Common Mistakes Students and Companies Make
A very common mistake is forgetting that only fully paid-up preference shares can be redeemed. Another is ignoring the need to create the Capital Redemption Reserve when redemption is made out of profits. Some also forget to separately account for the premium on redemption. Others confuse redemption with buyback, leading to incorrect legal references and journal entries.
Companies sometimes also overlook practical steps, such as checking whether the Articles authorise such shares, whether reserves are sufficient, and whether the source of funds is being classified correctly. That is why professional review matters. MKDA supports clients with legal review, accounting treatment, and transaction documentation so the redemption process is handled properly from start to finish.
Redemption of preference shares means the company's repayment of preference share capital according to the terms of issue. Under Section 55 of the Companies Act, 2013, redeemable preference shares can be redeemed only if they are fully paid up and only out of profits available for dividend or the proceeds of a fresh issue of shares. If redemption is out of profits, the company must create a Capital Redemption Reserve. If redemption is at a premium, that premium must also be adjusted properly.
For students, this topic is important because it combines law and accounting into a single chapter. For companies, it matters because a redemption transaction affects capital structure, reserves, and compliance. At MKDA, we help businesses handle such transactions with clarity by bringing together an understanding of company law, financial review, and practical accounting support.
FAQs
Can preference shares be redeemed at any time?
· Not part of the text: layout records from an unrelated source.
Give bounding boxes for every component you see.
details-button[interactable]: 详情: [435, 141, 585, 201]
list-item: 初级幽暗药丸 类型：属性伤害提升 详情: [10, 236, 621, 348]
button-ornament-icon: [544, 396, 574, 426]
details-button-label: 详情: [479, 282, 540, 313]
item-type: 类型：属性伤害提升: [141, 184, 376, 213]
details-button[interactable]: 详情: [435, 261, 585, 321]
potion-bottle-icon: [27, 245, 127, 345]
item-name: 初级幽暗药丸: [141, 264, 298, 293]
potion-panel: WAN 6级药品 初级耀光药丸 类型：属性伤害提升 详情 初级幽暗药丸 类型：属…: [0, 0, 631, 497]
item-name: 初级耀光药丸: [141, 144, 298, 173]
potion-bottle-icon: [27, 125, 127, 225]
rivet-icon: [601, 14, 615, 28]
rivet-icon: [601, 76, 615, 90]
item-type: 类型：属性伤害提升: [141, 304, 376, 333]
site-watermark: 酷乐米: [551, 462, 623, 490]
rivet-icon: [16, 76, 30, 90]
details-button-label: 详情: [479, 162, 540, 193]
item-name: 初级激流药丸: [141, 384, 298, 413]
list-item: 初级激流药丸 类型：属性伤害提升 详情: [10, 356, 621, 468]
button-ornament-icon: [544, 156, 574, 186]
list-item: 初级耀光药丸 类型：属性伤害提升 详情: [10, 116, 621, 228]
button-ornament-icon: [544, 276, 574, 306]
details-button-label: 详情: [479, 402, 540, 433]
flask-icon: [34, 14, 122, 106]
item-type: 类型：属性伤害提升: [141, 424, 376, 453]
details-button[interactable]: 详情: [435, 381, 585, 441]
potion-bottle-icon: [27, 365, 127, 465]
Only if the terms of issue and the conditions under Section 55 are satisfied. The shares must be redeemable under the company’s articles and meet legal requirements.
Is CRR always required?
CRR is required when redemption is made out of profits, but not to the extent that the redemption is funded through a fresh issue of shares.
Can irredeemable preference shares be issued?
Generally, no. Companies limited by shares cannot issue irredeemable preference shares after the commencement of the Companies Act, 2013, except in limited cases allowed for certain infrastructure projects under prescribed conditions.
What happens if the premium is payable on redemption?
The premium must be provided for separately before redemption, using permissible sources such as securities premium or profits, depending on the facts and treatment.
What do you mean by redeemable preference shares?
Redeemable preference shares are preference shares issued on terms that the company will repay them after a fixed period or on specified conditions.
What is the maximum period for redemption?
Section 55 generally provides that redeemable preference shares should be redeemed within a period not exceeding 20 years from the date of issue, subject to the special exception for certain infrastructure projects.